Hong Kong’s Securities and Futures Commission (SFC) issued  an official statement on Thursday regarding the regulation of security token offerings (STOs).

The statement issued by the SFC mostly stands as a reminder of the legal and regulatory requirements that apply to parties who wish to engage in STOs, while also reminding investors of the associated risks.

The SFC defines an STO as the following:

“…specific offerings which are structured to have features of traditional securities offerings, and involve Security Tokens which are digital representations of ownership of assets (eg, gold or real estate) or economic rights (eg, a share of profits or revenue) utilising blockchain technology. Security Tokens are normally offered to professional investors only.”

Continuing, the document clarifies that STOs are “likely to be ‘securities'” subject to Hong Kong’s existing securities laws. This means that any party offering STOs, whether Hong Kong-based or targeting investors in Hong Kong, must be licensed or registered for “Type 1 regulated activity” — or activity dealing with securities — under Hong Kong’s Securities and Futures Ordinance, or be punishable by law.

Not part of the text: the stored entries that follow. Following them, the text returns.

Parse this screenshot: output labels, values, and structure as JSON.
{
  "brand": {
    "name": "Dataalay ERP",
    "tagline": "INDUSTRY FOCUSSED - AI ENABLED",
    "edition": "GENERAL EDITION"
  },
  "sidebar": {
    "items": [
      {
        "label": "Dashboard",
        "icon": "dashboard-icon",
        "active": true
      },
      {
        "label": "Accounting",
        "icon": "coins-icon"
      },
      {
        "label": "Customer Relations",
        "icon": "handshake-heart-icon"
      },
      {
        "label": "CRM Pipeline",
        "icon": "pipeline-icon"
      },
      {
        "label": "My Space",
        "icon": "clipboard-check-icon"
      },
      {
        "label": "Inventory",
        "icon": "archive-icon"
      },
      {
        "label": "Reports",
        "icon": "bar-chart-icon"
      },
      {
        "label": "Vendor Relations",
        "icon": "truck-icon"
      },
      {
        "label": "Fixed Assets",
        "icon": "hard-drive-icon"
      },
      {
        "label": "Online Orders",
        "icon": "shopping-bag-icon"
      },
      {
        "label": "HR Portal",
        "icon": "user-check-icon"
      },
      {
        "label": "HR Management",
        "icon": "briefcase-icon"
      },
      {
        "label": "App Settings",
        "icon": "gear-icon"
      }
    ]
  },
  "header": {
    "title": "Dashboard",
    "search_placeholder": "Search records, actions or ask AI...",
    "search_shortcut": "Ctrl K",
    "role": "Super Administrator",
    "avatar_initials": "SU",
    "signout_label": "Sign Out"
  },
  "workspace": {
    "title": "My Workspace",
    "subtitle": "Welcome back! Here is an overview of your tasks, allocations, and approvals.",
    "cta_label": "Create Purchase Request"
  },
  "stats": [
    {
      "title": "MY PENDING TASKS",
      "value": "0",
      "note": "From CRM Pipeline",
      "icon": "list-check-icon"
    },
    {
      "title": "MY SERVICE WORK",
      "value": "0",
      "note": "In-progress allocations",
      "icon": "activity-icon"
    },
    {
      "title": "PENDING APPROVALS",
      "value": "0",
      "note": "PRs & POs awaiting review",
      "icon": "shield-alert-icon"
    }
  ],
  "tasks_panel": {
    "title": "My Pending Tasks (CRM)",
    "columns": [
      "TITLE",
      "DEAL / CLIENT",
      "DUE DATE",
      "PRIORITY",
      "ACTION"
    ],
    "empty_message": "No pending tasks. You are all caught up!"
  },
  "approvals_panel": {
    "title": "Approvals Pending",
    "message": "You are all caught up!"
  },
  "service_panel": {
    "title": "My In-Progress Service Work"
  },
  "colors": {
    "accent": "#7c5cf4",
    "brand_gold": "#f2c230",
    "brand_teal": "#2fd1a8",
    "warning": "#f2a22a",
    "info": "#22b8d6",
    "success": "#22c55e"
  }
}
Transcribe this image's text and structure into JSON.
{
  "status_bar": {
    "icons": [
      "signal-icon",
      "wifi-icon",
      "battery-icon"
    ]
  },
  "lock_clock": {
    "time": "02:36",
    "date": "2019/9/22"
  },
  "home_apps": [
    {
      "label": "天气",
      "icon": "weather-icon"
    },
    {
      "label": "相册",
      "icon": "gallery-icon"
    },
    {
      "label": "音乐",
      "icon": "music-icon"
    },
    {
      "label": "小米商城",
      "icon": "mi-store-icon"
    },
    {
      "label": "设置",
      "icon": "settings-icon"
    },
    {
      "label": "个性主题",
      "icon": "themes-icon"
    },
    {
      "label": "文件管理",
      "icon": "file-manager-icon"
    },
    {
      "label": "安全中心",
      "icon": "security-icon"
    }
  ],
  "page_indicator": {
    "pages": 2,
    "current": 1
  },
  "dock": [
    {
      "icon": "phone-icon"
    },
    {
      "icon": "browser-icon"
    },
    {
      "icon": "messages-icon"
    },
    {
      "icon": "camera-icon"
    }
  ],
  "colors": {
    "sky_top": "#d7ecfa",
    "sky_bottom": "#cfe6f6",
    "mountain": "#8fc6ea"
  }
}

Exchanges wishing to list security tokens for trading are also required to comply with legal and regulatory requirements, the SFC notes, citing the Code of Conduct, in addition to implementing proper investor protection measures.

The statement concludes with three requirements that intermediaries such as exchanges must observe. Firstly, it must be licensed to deal in securities as mentioned above, and restrictions must be placed to allow only professional investors access to security tokens.

Next, the SFC requires such intermediaries to conduct proper due diligence of the STOs, ensuring that all information they present to investors is not misleading in any way.

Finally, they are required to warn investors of the risks associated with digital assets, as well as providing investors with easily understandable information about STOs.

While US regulators continue fence-sitting on legal clarification of blockchain-based tokens — possibly due to a lack of understanding — the rest of the world does not; allowing businesses, particularly in Asia, to race ahead in terms of blockchain innovation without fear of future legal ramifications.